Increased baseline occupancy of D2 receptors by dopamine in schizophrenia

Abstract

The classical dopamine hypothesis of schizophrenia postulates a hyperactivity of dopaminergic transmission at the D(2) receptor. We measured in vivo occupancy of striatal D(2) receptors by dopamine in 18 untreated patients with schizophrenia and 18 matched controls, by comparing D(2) receptor availability before and during pharmacologically induced acute dopamine depletion. Acute depletion of intrasynaptic dopamine resulted in a larger increase in D(2) receptor availability in patients with schizophrenia (19% +/- 11%) compared with control subjects (9% +/- 7%, P = 0.003). The increased occupancy of D(2) receptors by dopamine occurred both in first-episode neuroleptic-naive patients and in previously treated chronic patients experiencing an episode of illness exacerbation.
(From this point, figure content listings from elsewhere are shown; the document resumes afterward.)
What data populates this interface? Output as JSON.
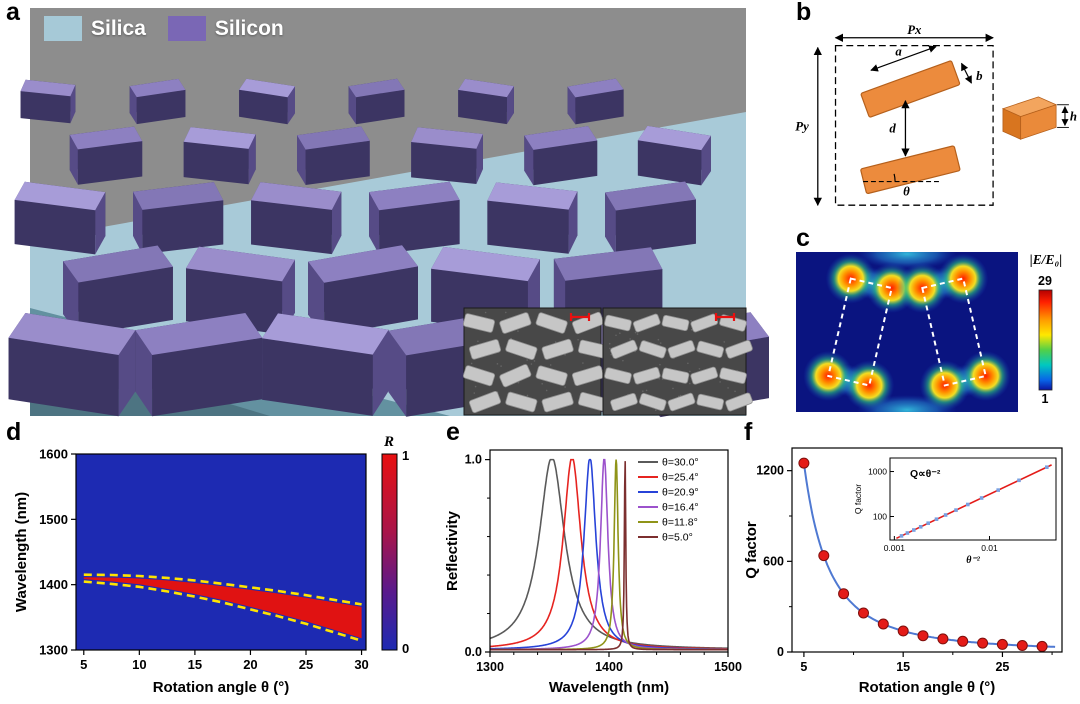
{
  "panels": {
    "a": "a",
    "b": "b",
    "c": "c",
    "d": "d",
    "e": "e",
    "f": "f"
  },
  "panel_a": {
    "legend": [
      {
        "label": "Silica",
        "color": "#a6c9d7"
      },
      {
        "label": "Silicon",
        "color": "#7a67b5"
      }
    ]
  },
  "panel_b": {
    "px": "Px",
    "py": "Py",
    "bar_length": "a",
    "bar_width": "b",
    "gap": "d",
    "angle": "θ",
    "height": "h"
  },
  "panel_c": {
    "colorbar_label": "|E/E₀|",
    "colorbar_max": "29",
    "colorbar_min": "1"
  },
  "chart_data": [
    {
      "id": "panel-d",
      "type": "heatmap",
      "xlabel": "Rotation angle θ (°)",
      "ylabel": "Wavelength (nm)",
      "xlim": [
        4.3,
        30.4
      ],
      "ylim": [
        1300,
        1600
      ],
      "xticks": [
        5,
        10,
        15,
        20,
        25,
        30
      ],
      "yticks": [
        1300,
        1400,
        1500,
        1600
      ],
      "colorbar": {
        "label": "R",
        "max": "1",
        "min": "0",
        "top_color": "#e81010",
        "bottom_color": "#1d2ab2"
      },
      "band": {
        "theta": [
          5,
          7.5,
          10,
          12.5,
          15,
          17.5,
          20,
          22.5,
          25,
          27.5,
          30
        ],
        "center_wavelength": [
          1410,
          1408,
          1405,
          1400,
          1394,
          1387,
          1379,
          1371,
          1362,
          1352,
          1342
        ],
        "half_width": [
          1.5,
          3,
          4.5,
          6.5,
          8.5,
          10.5,
          13,
          15.5,
          18,
          21,
          24
        ],
        "fill_color": "#e01212",
        "outline_color": "#ffe400",
        "outline_style": "dashed"
      },
      "background_color": "#1d2ab2"
    },
    {
      "id": "panel-e",
      "type": "line",
      "xlabel": "Wavelength (nm)",
      "ylabel": "Reflectivity",
      "xlim": [
        1300,
        1500
      ],
      "ylim": [
        0,
        1.05
      ],
      "xticks": [
        1300,
        1400,
        1500
      ],
      "yticks": [
        0,
        1
      ],
      "yticklabels": [
        "0.0",
        "1.0"
      ],
      "legend_position": "top-right",
      "series": [
        {
          "name": "θ=30.0°",
          "color": "#5a5a5a",
          "peak_center": 1352,
          "fwhm": 26,
          "peak_reflectivity": 1.0
        },
        {
          "name": "θ=25.4°",
          "color": "#e62420",
          "peak_center": 1369,
          "fwhm": 18,
          "peak_reflectivity": 1.0
        },
        {
          "name": "θ=20.9°",
          "color": "#2743d8",
          "peak_center": 1384,
          "fwhm": 12,
          "peak_reflectivity": 1.0
        },
        {
          "name": "θ=16.4°",
          "color": "#9c52cc",
          "peak_center": 1396,
          "fwhm": 7.5,
          "peak_reflectivity": 1.0
        },
        {
          "name": "θ=11.8°",
          "color": "#8f9418",
          "peak_center": 1406,
          "fwhm": 4,
          "peak_reflectivity": 1.0
        },
        {
          "name": "θ=5.0°",
          "color": "#7c2f2f",
          "peak_center": 1413.5,
          "fwhm": 1.4,
          "peak_reflectivity": 1.0
        }
      ]
    },
    {
      "id": "panel-f",
      "type": "scatter-line",
      "xlabel": "Rotation angle θ (°)",
      "ylabel": "Q factor",
      "xlim": [
        3.8,
        31
      ],
      "ylim": [
        0,
        1350
      ],
      "xticks": [
        5,
        15,
        25
      ],
      "yticks": [
        0,
        600,
        1200
      ],
      "marker_color": "#e41b18",
      "line_color": "#4f79d2",
      "points": {
        "theta": [
          5,
          7,
          9,
          11,
          13,
          15,
          17,
          19,
          21,
          23,
          25,
          27,
          29
        ],
        "q": [
          1250,
          638,
          386,
          258,
          185,
          139,
          108,
          87,
          71,
          59,
          50,
          43,
          37
        ]
      },
      "inset": {
        "annotation": "Q∝θ⁻²",
        "xlabel": "θ⁻²",
        "ylabel": "Q factor",
        "scale": "log-log",
        "xticks": [
          0.001,
          0.01
        ],
        "xticklabels": [
          "0.001",
          "0.01"
        ],
        "yticks": [
          100,
          1000
        ],
        "yticklabels": [
          "100",
          "1000"
        ],
        "fit_line_color": "#e41b18",
        "data_color": "#7aa0e0"
      }
    }
  ]
}
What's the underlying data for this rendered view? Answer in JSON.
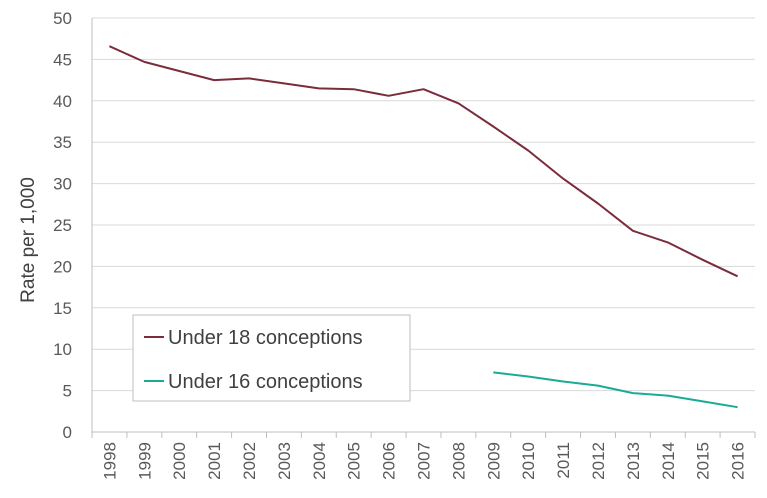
{
  "chart_data": {
    "type": "line",
    "title": "",
    "xlabel": "",
    "ylabel": "Rate per 1,000",
    "x": [
      "1998",
      "1999",
      "2000",
      "2001",
      "2002",
      "2003",
      "2004",
      "2005",
      "2006",
      "2007",
      "2008",
      "2009",
      "2010",
      "2011",
      "2012",
      "2013",
      "2014",
      "2015",
      "2016"
    ],
    "ylim": [
      0,
      50
    ],
    "yticks": [
      "0",
      "5",
      "10",
      "15",
      "20",
      "25",
      "30",
      "35",
      "40",
      "45",
      "50"
    ],
    "grid": true,
    "legend_position": "bottom-left",
    "series": [
      {
        "name": "Under 18 conceptions",
        "color": "#7b2c3b",
        "values": [
          46.6,
          44.7,
          43.6,
          42.5,
          42.7,
          42.1,
          41.5,
          41.4,
          40.6,
          41.4,
          39.7,
          36.9,
          34.0,
          30.6,
          27.6,
          24.3,
          22.9,
          20.8,
          18.8
        ]
      },
      {
        "name": "Under 16 conceptions",
        "color": "#1aab97",
        "values": [
          null,
          null,
          null,
          null,
          null,
          null,
          null,
          null,
          null,
          null,
          null,
          7.2,
          6.7,
          6.1,
          5.6,
          4.7,
          4.4,
          3.7,
          3.0
        ]
      }
    ]
  }
}
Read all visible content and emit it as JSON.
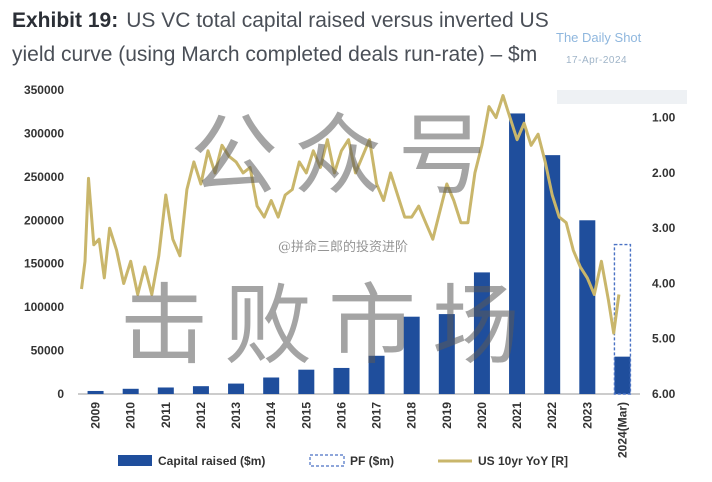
{
  "header": {
    "exhibit": "Exhibit 19:",
    "title": "US VC total capital raised versus inverted US yield curve (using March completed deals run-rate) – $m"
  },
  "watermark": {
    "source": "The Daily Shot",
    "date": "17-Apr-2024",
    "overlay_line1": "公众号",
    "overlay_line2": "击败市场",
    "handle": "@拼命三郎的投资进阶"
  },
  "colors": {
    "bar": "#1f4e9c",
    "line": "#c9b66b",
    "pf_border": "#4a72c4"
  },
  "chart_data": {
    "type": "bar",
    "categories": [
      "2009",
      "2010",
      "2011",
      "2012",
      "2013",
      "2014",
      "2015",
      "2016",
      "2017",
      "2018",
      "2019",
      "2020",
      "2021",
      "2022",
      "2023",
      "2024(Mar)"
    ],
    "series": [
      {
        "name": "Capital raised ($m)",
        "type": "bar",
        "values": [
          3500,
          6000,
          7500,
          9000,
          12000,
          19000,
          28000,
          30000,
          44000,
          89000,
          92000,
          140000,
          323000,
          275000,
          200000,
          43000
        ]
      },
      {
        "name": "PF ($m)",
        "type": "bar-outline",
        "values": [
          null,
          null,
          null,
          null,
          null,
          null,
          null,
          null,
          null,
          null,
          null,
          null,
          null,
          null,
          null,
          172000
        ]
      },
      {
        "name": "US 10yr YoY [R]",
        "type": "line",
        "axis": "right",
        "x": [
          2009.0,
          2009.1,
          2009.2,
          2009.35,
          2009.5,
          2009.65,
          2009.8,
          2010.0,
          2010.2,
          2010.4,
          2010.6,
          2010.8,
          2011.0,
          2011.2,
          2011.4,
          2011.6,
          2011.8,
          2012.0,
          2012.2,
          2012.4,
          2012.6,
          2012.8,
          2013.0,
          2013.2,
          2013.4,
          2013.6,
          2013.8,
          2014.0,
          2014.2,
          2014.4,
          2014.6,
          2014.8,
          2015.0,
          2015.2,
          2015.4,
          2015.6,
          2015.8,
          2016.0,
          2016.2,
          2016.4,
          2016.6,
          2016.8,
          2017.0,
          2017.2,
          2017.4,
          2017.6,
          2017.8,
          2018.0,
          2018.2,
          2018.4,
          2018.6,
          2018.8,
          2019.0,
          2019.2,
          2019.4,
          2019.6,
          2019.8,
          2020.0,
          2020.2,
          2020.4,
          2020.6,
          2020.8,
          2021.0,
          2021.2,
          2021.4,
          2021.6,
          2021.8,
          2022.0,
          2022.2,
          2022.4,
          2022.6,
          2022.8,
          2023.0,
          2023.2,
          2023.4,
          2023.6,
          2023.8,
          2024.0,
          2024.15,
          2024.3
        ],
        "values": [
          4.1,
          3.6,
          2.1,
          3.3,
          3.2,
          3.9,
          3.0,
          3.4,
          4.0,
          3.6,
          4.2,
          3.7,
          4.2,
          3.5,
          2.4,
          3.2,
          3.5,
          2.3,
          1.8,
          2.2,
          1.6,
          2.0,
          1.5,
          1.7,
          1.8,
          2.0,
          1.9,
          2.6,
          2.8,
          2.5,
          2.8,
          2.4,
          2.3,
          1.8,
          2.0,
          1.6,
          1.9,
          1.4,
          2.0,
          1.6,
          1.4,
          2.0,
          1.7,
          1.4,
          2.2,
          2.5,
          2.0,
          2.4,
          2.8,
          2.8,
          2.6,
          2.9,
          3.2,
          2.7,
          2.2,
          2.5,
          2.9,
          2.9,
          2.0,
          1.5,
          0.8,
          1.0,
          0.6,
          1.0,
          1.4,
          1.1,
          1.5,
          1.3,
          1.8,
          2.4,
          2.8,
          2.9,
          3.4,
          3.7,
          3.9,
          4.2,
          3.6,
          4.3,
          4.9,
          4.2
        ]
      }
    ],
    "xlabel": "",
    "ylabel": "",
    "ylim": [
      0,
      350000
    ],
    "y_ticks": [
      "0",
      "50000",
      "100000",
      "150000",
      "200000",
      "250000",
      "300000",
      "350000"
    ],
    "y2_ticks": [
      "1.00",
      "2.00",
      "3.00",
      "4.00",
      "5.00",
      "6.00"
    ],
    "y2lim": [
      0.5,
      6.0
    ],
    "y2_inverted": true,
    "legend": [
      {
        "label": "Capital raised ($m)",
        "style": "bar"
      },
      {
        "label": "PF ($m)",
        "style": "outline"
      },
      {
        "label": "US 10yr YoY [R]",
        "style": "line"
      }
    ],
    "legend_position": "bottom",
    "grid": false
  }
}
In addition, elevated synaptic dopamine was predictive of good treatment response of positive symptoms to antipsychotic drugs. This finding provides direct evidence of increased stimulation of D(2) receptors by dopamine in schizophrenia, consistent with increased phasic activity of dopaminergic neurons.

Figures

Figure 1

Schematic presentation of the experiment. The blue rectangles represent the total population of D2 receptors. At baseline, an unknown proportion of these receptors is occupied by dopamine (shaded area), and only a fraction of receptors are unoccupied and available to [123I]IBZM binding. After α-MPT-induced depletion of endogenous dopamine, all receptors are available to [123I]IBZM binding. Thus, comparing the [123I]IBZM binding potential at baseline and after dopamine depletion allows derivation of the proportion of D2 receptors that were masked by dopamine at baseline. The SPECT images display distribution of [123I]IBZM in one subject at baseline and after dopamine depletion (note the increase in specific binding in the striatum).

Figure 2

Increase in [123I]IBZM BP to D2 receptors after acute dopamine depletion in controls and patients with schizophrenia (●, previously treated patients; ○, first-episode neuroleptic-naive patients).

Figure 3

Relationship between baseline dopamine levels, as estimated by the α-MPT effect on [123I]IBZM BP, and the decrease in positive symptoms measured after 6 weeks of antipsychotic treatments.